Oracle deduplication is implemented in many ways. It is commonly used to perform deduplication Based on rowid.
How does the PostgreSQL database remove duplicate data from a single table? You can use ctid. The following is the experiment process.
I. Create a test table
David = # create table emp (
David (# id int,
David (# name varchar );
CREATE TABLE
David = #
2. Insert Test Data
David = # insert into emp values (1, 'David ');
INSERT 0 1
David = # insert into emp values (1, 'David ');
INSERT 0 1
David = # insert into emp values (1, 'David ');
INSERT 0 1
David = # insert into emp values (2, 'sandy ');
INSERT 0 1
David = # insert into emp values (2, 'sandy ');
INSERT 0 1
David = # insert into emp values (3, 'renee ');
INSERT 0 1
David = # insert into emp values (4, 'jack ');
INSERT 0 1
David = # insert into emp values (5, 'Rose ');
INSERT 0 1
David = #
Iii. query initialization data
David = # select ctid, * from emp;
Ctid | id | name
------- + ---- + -------
(0, 1) | 1 | david
(0, 2) | 1 | david
(0, 3) | 1 | david
(0, 4) | 2 | sandy
(0, 5) | 2 | sandy
(0, 6) | 3 | renee
(0, 7) | 4 | jack
(0, 8) | 5 | rose
(8 rows)
David = #
Query repeated data count
David = # select distinct id, count (*) from emp group by id having count (*)> 1;
Id | count
---- + -------
1 | 3
2 | 2
(2 rows)
David = #
Three records with id 1 and two records with id 2 are found.

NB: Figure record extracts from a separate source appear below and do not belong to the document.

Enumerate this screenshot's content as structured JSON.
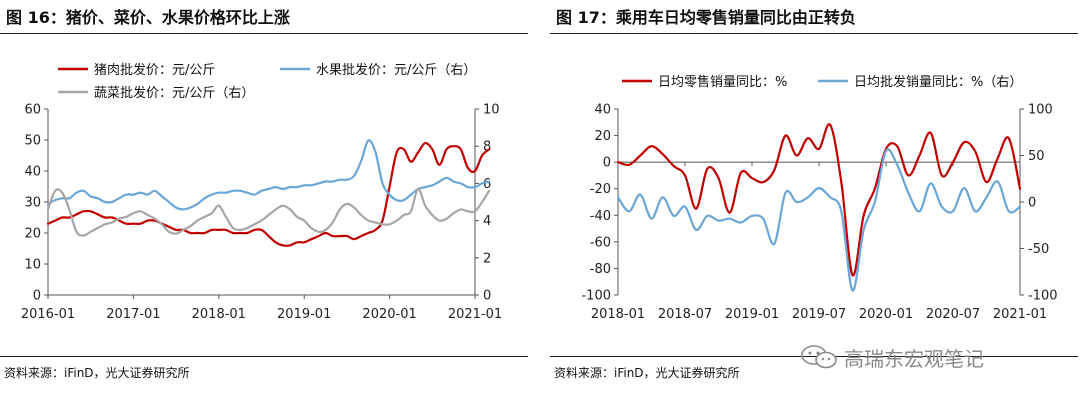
{
  "watermark": {
    "text": "高瑞东宏观笔记",
    "icon": "wechat-icon"
  },
  "chart_data": [
    {
      "type": "line",
      "title": "图 16：猪价、菜价、水果价格环比上涨",
      "source": "资料来源：iFinD，光大证券研究所",
      "x_ticks": [
        "2016-01",
        "2017-01",
        "2018-01",
        "2019-01",
        "2020-01",
        "2021-01"
      ],
      "x_range": [
        0,
        60
      ],
      "y_left": {
        "min": 0,
        "max": 60,
        "ticks": [
          "0",
          "10",
          "20",
          "30",
          "40",
          "50",
          "60"
        ]
      },
      "y_right": {
        "min": 0,
        "max": 10,
        "ticks": [
          "0",
          "2",
          "4",
          "6",
          "8",
          "10"
        ]
      },
      "series": [
        {
          "name": "猪肉批发价：元/公斤",
          "axis": "left",
          "color": "#c00000",
          "values": [
            23,
            24,
            25,
            25,
            26,
            27,
            27,
            26,
            25,
            25,
            24,
            23,
            23,
            23,
            24,
            24,
            23,
            22,
            21,
            21,
            20,
            20,
            20,
            21,
            21,
            21,
            20,
            20,
            20,
            21,
            21,
            19,
            17,
            16,
            16,
            17,
            17,
            18,
            19,
            20,
            19,
            19,
            19,
            18,
            19,
            20,
            21,
            24,
            35,
            46,
            47,
            43,
            46,
            49,
            47,
            42,
            47,
            48,
            47,
            41,
            40,
            45,
            47
          ]
        },
        {
          "name": "水果批发价：元/公斤（右）",
          "axis": "right",
          "color": "#6aa6d6",
          "values": [
            4.9,
            5.1,
            5.2,
            5.2,
            5.5,
            5.6,
            5.3,
            5.2,
            5.0,
            5.0,
            5.2,
            5.4,
            5.4,
            5.5,
            5.4,
            5.6,
            5.3,
            5.0,
            4.7,
            4.6,
            4.7,
            4.9,
            5.2,
            5.4,
            5.5,
            5.5,
            5.6,
            5.6,
            5.5,
            5.4,
            5.6,
            5.7,
            5.8,
            5.7,
            5.8,
            5.8,
            5.9,
            5.9,
            6.0,
            6.1,
            6.1,
            6.2,
            6.2,
            6.4,
            7.2,
            8.3,
            7.7,
            6.0,
            5.4,
            5.1,
            5.1,
            5.4,
            5.7,
            5.8,
            5.9,
            6.1,
            6.3,
            6.1,
            6.0,
            5.8,
            5.8,
            6.0,
            6.1
          ]
        },
        {
          "name": "蔬菜批发价：元/公斤（右）",
          "axis": "right",
          "color": "#a6a6a6",
          "values": [
            4.6,
            5.6,
            5.5,
            4.6,
            3.4,
            3.2,
            3.4,
            3.6,
            3.8,
            3.9,
            4.1,
            4.2,
            4.4,
            4.5,
            4.3,
            4.1,
            3.8,
            3.4,
            3.3,
            3.5,
            3.7,
            4.0,
            4.2,
            4.4,
            4.8,
            4.2,
            3.6,
            3.5,
            3.6,
            3.8,
            4.0,
            4.3,
            4.6,
            4.8,
            4.6,
            4.2,
            4.0,
            3.6,
            3.4,
            3.5,
            3.9,
            4.6,
            4.9,
            4.7,
            4.3,
            4.0,
            3.9,
            3.8,
            3.8,
            4.0,
            4.3,
            4.5,
            5.7,
            4.8,
            4.3,
            4.0,
            4.1,
            4.4,
            4.6,
            4.5,
            4.5,
            5.0,
            5.6
          ]
        }
      ]
    },
    {
      "type": "line",
      "title": "图 17：乘用车日均零售销量同比由正转负",
      "source": "资料来源：iFinD，光大证券研究所",
      "x_ticks": [
        "2018-01",
        "2018-07",
        "2019-01",
        "2019-07",
        "2020-01",
        "2020-07",
        "2021-01"
      ],
      "x_range": [
        0,
        36
      ],
      "y_left": {
        "min": -100,
        "max": 40,
        "ticks": [
          "-100",
          "-80",
          "-60",
          "-40",
          "-20",
          "0",
          "20",
          "40"
        ]
      },
      "y_right": {
        "min": -100,
        "max": 100,
        "ticks": [
          "-100",
          "-50",
          "0",
          "50",
          "100"
        ]
      },
      "series": [
        {
          "name": "日均零售销量同比：%",
          "axis": "left",
          "color": "#c00000",
          "values": [
            0,
            -2,
            5,
            12,
            6,
            -3,
            -10,
            -35,
            -5,
            -12,
            -38,
            -8,
            -12,
            -15,
            -6,
            20,
            5,
            18,
            10,
            28,
            -15,
            -85,
            -40,
            -20,
            10,
            12,
            -10,
            5,
            22,
            -10,
            0,
            15,
            8,
            -15,
            3,
            18,
            -20
          ]
        },
        {
          "name": "日均批发销量同比：%（右）",
          "axis": "right",
          "color": "#6aa6d6",
          "values": [
            5,
            -10,
            8,
            -18,
            5,
            -15,
            -5,
            -30,
            -15,
            -20,
            -18,
            -22,
            -15,
            -18,
            -45,
            10,
            0,
            5,
            15,
            5,
            -10,
            -95,
            -30,
            0,
            55,
            40,
            10,
            -10,
            20,
            -5,
            -10,
            15,
            -10,
            5,
            22,
            -10,
            -5
          ]
        }
      ]
    }
  ]
}
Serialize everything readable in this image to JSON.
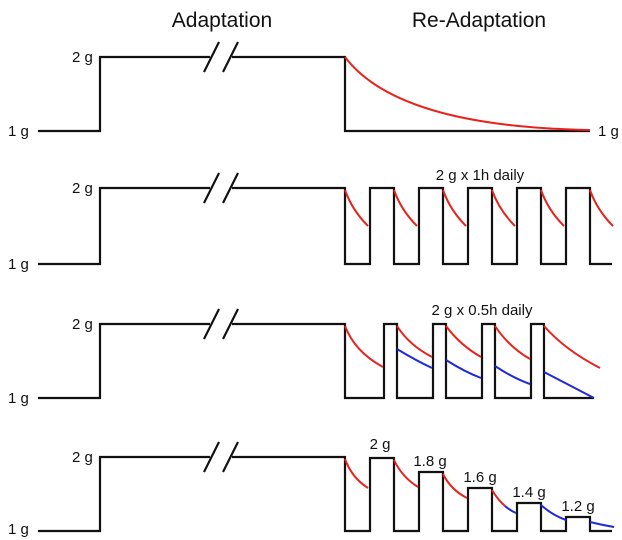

4. query the data to be retained
Take min (ctid) or max (ctid) as the standard.
David = # select ctid, * from emp where ctid in (select min (ctid) from emp group by id );
Ctid | id | name
------- + ---- + -------
(0, 1) | 1 | david
(0, 4) | 2 | sandy
(0, 6) | 3 | renee
(0, 7) | 4 | jack
(0, 8) | 5 | rose
(5 rows)
David = #
5. Delete duplicate data
David = # delete from emp where ctid not in (select min (ctid) from emp group by id );
DELETE 3
David = #
6. view the final result
David = # select ctid, * from emp;
Ctid | id | name
------- + ---- + -------
(0, 1) | 1 | david
(0, 4) | 2 | sandy
(0, 6) | 3 | renee
(0, 7) | 4 | jack
(0, 8) | 5 | rose
(5 rows)
David = #
Note: If the table already has a unique sequence primary key value, you can replace this value with the above ctid and delete it directly.
7. Other Methods
You can also use the following SQL statement to delete duplicate data.
David = # delete from emp
David-# where a. ctid <>
David -#(
David (# select min (B. ctid) from emp B
David (# where a. id = B. id
David (#);
DELETE 3
David = #
Note: This deletion method is highly efficient when the table data volume is large.